The number of defects can be modeled using a Poisson distribution

`${\text{defects}}_{ij}\sim \text{Poisson}\left({\mu }_{ij}\right)$`

This corresponds to the generalized linear mixed-effects model

`$\mathrm{log}\left({\mu }_{ij}\right)={\beta }_{0}+{\beta }_{1}{\text{newprocess}}_{ij}+{\beta }_{2}{\text{time}\text{_}\text{dev}}_{ij}+{\beta }_{3}{\text{temp}\text{_}\text{dev}}_{ij}+{\beta }_{4}{\text{supplier}\text{_}\text{C}}_{ij}+{\beta }_{5}{\text{supplier}\text{_}\text{B}}_{ij}+{b}_{i},$`

where

• ${\text{defects}}_{ij}$ is the number of defects observed in the batch produced by factory $i$ during batch $j$.

• ${\mu }_{ij}$ is the mean number of defects corresponding to factory $i$ (where $i=1,2,...,20$) during batch $j$ (where $j=1,2,...,5$).
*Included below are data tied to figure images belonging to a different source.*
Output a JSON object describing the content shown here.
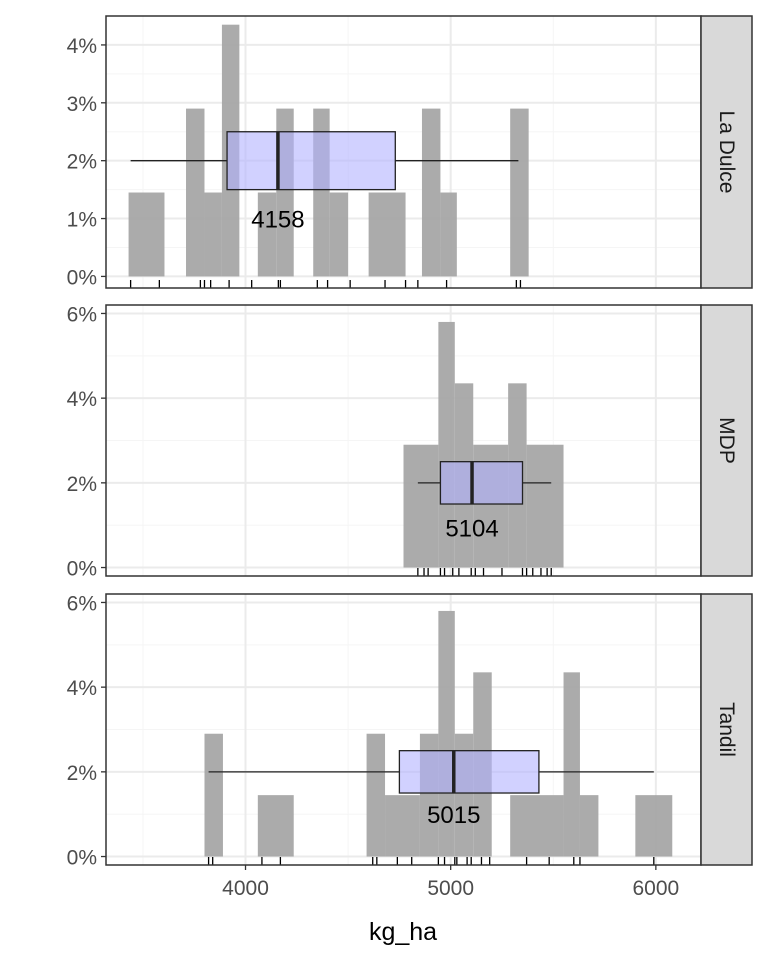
{
  "chart_data": {
    "type": "histogram-boxplot-facets",
    "xlabel": "kg_ha",
    "xlim": [
      3320,
      6220
    ],
    "x_ticks": [
      4000,
      5000,
      6000
    ],
    "x_tick_labels": [
      "4000",
      "5000",
      "6000"
    ],
    "bin_width": 175,
    "grid": true,
    "colors": {
      "bar": "#a6a6a6",
      "box_fill": "#b3b3ff",
      "box_stroke": "#222222",
      "strip_fill": "#d9d9d9",
      "panel_border": "#333333",
      "grid_major": "#ebebeb",
      "grid_minor": "#f5f5f5",
      "rug": "#000000"
    },
    "panels": [
      {
        "strip_label": "La Dulce",
        "ylim": [
          -0.2,
          4.5
        ],
        "y_ticks": [
          0,
          1,
          2,
          3,
          4
        ],
        "y_tick_labels": [
          "0%",
          "1%",
          "2%",
          "3%",
          "4%"
        ],
        "bins": [
          {
            "x0": 3430,
            "x1": 3605,
            "pct": 1.45
          },
          {
            "x0": 3710,
            "x1": 3800,
            "pct": 2.9
          },
          {
            "x0": 3800,
            "x1": 3885,
            "pct": 1.45
          },
          {
            "x0": 3885,
            "x1": 3970,
            "pct": 4.35
          },
          {
            "x0": 4060,
            "x1": 4150,
            "pct": 1.45
          },
          {
            "x0": 4150,
            "x1": 4235,
            "pct": 2.9
          },
          {
            "x0": 4330,
            "x1": 4410,
            "pct": 2.9
          },
          {
            "x0": 4410,
            "x1": 4500,
            "pct": 1.45
          },
          {
            "x0": 4600,
            "x1": 4780,
            "pct": 1.45
          },
          {
            "x0": 4860,
            "x1": 4950,
            "pct": 2.9
          },
          {
            "x0": 4950,
            "x1": 5030,
            "pct": 1.45
          },
          {
            "x0": 5290,
            "x1": 5380,
            "pct": 2.9
          }
        ],
        "box": {
          "min": 3440,
          "q1": 3910,
          "median": 4158,
          "q3": 4730,
          "max": 5330,
          "y": 2.0,
          "half_height": 0.5
        },
        "median_label": "4158",
        "median_label_y": 1.0,
        "rug": [
          3440,
          3580,
          3780,
          3800,
          3830,
          3920,
          4030,
          4160,
          4170,
          4350,
          4400,
          4510,
          4680,
          4780,
          4840,
          4980,
          5320,
          5340
        ]
      },
      {
        "strip_label": "MDP",
        "ylim": [
          -0.2,
          6.2
        ],
        "y_ticks": [
          0,
          2,
          4,
          6
        ],
        "y_tick_labels": [
          "0%",
          "2%",
          "4%",
          "6%"
        ],
        "bins": [
          {
            "x0": 4770,
            "x1": 4940,
            "pct": 2.9
          },
          {
            "x0": 4940,
            "x1": 5020,
            "pct": 5.8
          },
          {
            "x0": 5020,
            "x1": 5110,
            "pct": 4.35
          },
          {
            "x0": 5110,
            "x1": 5280,
            "pct": 2.9
          },
          {
            "x0": 5280,
            "x1": 5370,
            "pct": 4.35
          },
          {
            "x0": 5370,
            "x1": 5550,
            "pct": 2.9
          }
        ],
        "box": {
          "min": 4840,
          "q1": 4950,
          "median": 5104,
          "q3": 5350,
          "max": 5490,
          "y": 2.0,
          "half_height": 0.5
        },
        "median_label": "5104",
        "median_label_y": 0.95,
        "rug": [
          4840,
          4870,
          4890,
          4950,
          4970,
          5010,
          5040,
          5100,
          5120,
          5160,
          5250,
          5350,
          5370,
          5400,
          5440,
          5470,
          5490
        ]
      },
      {
        "strip_label": "Tandil",
        "ylim": [
          -0.2,
          6.2
        ],
        "y_ticks": [
          0,
          2,
          4,
          6
        ],
        "y_tick_labels": [
          "0%",
          "2%",
          "4%",
          "6%"
        ],
        "bins": [
          {
            "x0": 3800,
            "x1": 3890,
            "pct": 2.9
          },
          {
            "x0": 4060,
            "x1": 4235,
            "pct": 1.45
          },
          {
            "x0": 4590,
            "x1": 4680,
            "pct": 2.9
          },
          {
            "x0": 4680,
            "x1": 4850,
            "pct": 1.45
          },
          {
            "x0": 4850,
            "x1": 4940,
            "pct": 2.9
          },
          {
            "x0": 4940,
            "x1": 5020,
            "pct": 5.8
          },
          {
            "x0": 5020,
            "x1": 5110,
            "pct": 2.9
          },
          {
            "x0": 5110,
            "x1": 5200,
            "pct": 4.35
          },
          {
            "x0": 5290,
            "x1": 5550,
            "pct": 1.45
          },
          {
            "x0": 5550,
            "x1": 5630,
            "pct": 4.35
          },
          {
            "x0": 5630,
            "x1": 5720,
            "pct": 1.45
          },
          {
            "x0": 5900,
            "x1": 6080,
            "pct": 1.45
          }
        ],
        "box": {
          "min": 3820,
          "q1": 4750,
          "median": 5015,
          "q3": 5430,
          "max": 5990,
          "y": 2.0,
          "half_height": 0.5
        },
        "median_label": "5015",
        "median_label_y": 1.0,
        "rug": [
          3820,
          3840,
          4080,
          4170,
          4620,
          4640,
          4740,
          4810,
          4940,
          4970,
          5020,
          5030,
          5080,
          5100,
          5150,
          5190,
          5370,
          5480,
          5600,
          5630,
          5990
        ]
      }
    ]
  }
}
• ${\text{newprocess}}_{ij}$, ${\text{time}\text{_}\text{dev}}_{ij}$, and ${\text{temp}\text{_}\text{dev}}_{ij}$ are the measurements for each variable that correspond to factory $i$ during batch $j$. For example, ${\text{newprocess}}_{ij}$ indicates whether the batch produced by factory $i$ during batch $j$ used the new process.

• ${\text{supplier}\text{_}\text{C}}_{ij}$ and ${\text{supplier}\text{_}\text{B}}_{ij}$ are dummy variables that use effects (sum-to-zero) coding to indicate whether company `C` or `B`, respectively, supplied the process chemicals for the batch produced by factory $i$ during batch $j$.

• ${b}_{i}\sim N\left(0,{\sigma }_{b}^{2}\right)$ is a random-effects intercept for each factory $i$ that accounts for factory-specific variation in quality.

`glme = fitglme(mfr,'defects ~ 1 + newprocess + time_dev + temp_dev + supplier + (1|factory)','Distribution','Poisson','Link','log','FitMethod','Laplace','DummyVarCoding','effects');`

Use `random` to simulate a new response vector from the fitted model.

```rng(0,'twister'); % For reproducibility ynew = random(glme);```

Refit the model using the new response vector.

`glme = refit(glme,ynew)`
```glme = Generalized linear mixed-effects model fit by ML Model information: Number of observations 100 Fixed effects coefficients 6 Random effects coefficients 20 Covariance parameters 1 Distribution Poisson Link Log FitMethod Laplace Formula: defects ~ 1 + newprocess + time_dev + temp_dev + supplier + (1 | factory) Model fit statistics: AIC BIC LogLikelihood Deviance 469.24 487.48 -227.62 455.24 Fixed effects coefficients (95% CIs): Name Estimate SE tStat DF pValue {'(Intercept)'} 1.5738 0.18674 8.4276 94 4.0158e-13 {'newprocess' } -0.21089 0.2306 -0.91455 94 0.36277 {'time_dev' } -0.13769 0.77477 -0.17772 94 0.85933 {'temp_dev' } 0.24339 0.84657 0.2875 94 0.77436 {'supplier_C' } -0.12102 0.07323 -1.6526 94 0.10175 {'supplier_B' } 0.098254 0.066943 1.4677 94 0.14551 Lower Upper 1.203 1.9445 -0.66875 0.24696 -1.676 1.4006 -1.4375 1.9243 -0.26642 0.024381 -0.034662 0.23117 Random effects covariance parameters: Group: factory (20 Levels) Name1 Name2 Type Estimate {'(Intercept)'} {'(Intercept)'} {'std'} 0.46587 Group: Error Name Estimate {'sqrt(Dispersion)'} 1 ```

## Tips

• You can use `refit` and `random` to conduct a simulated likelihood ratio test or parametric bootstrap.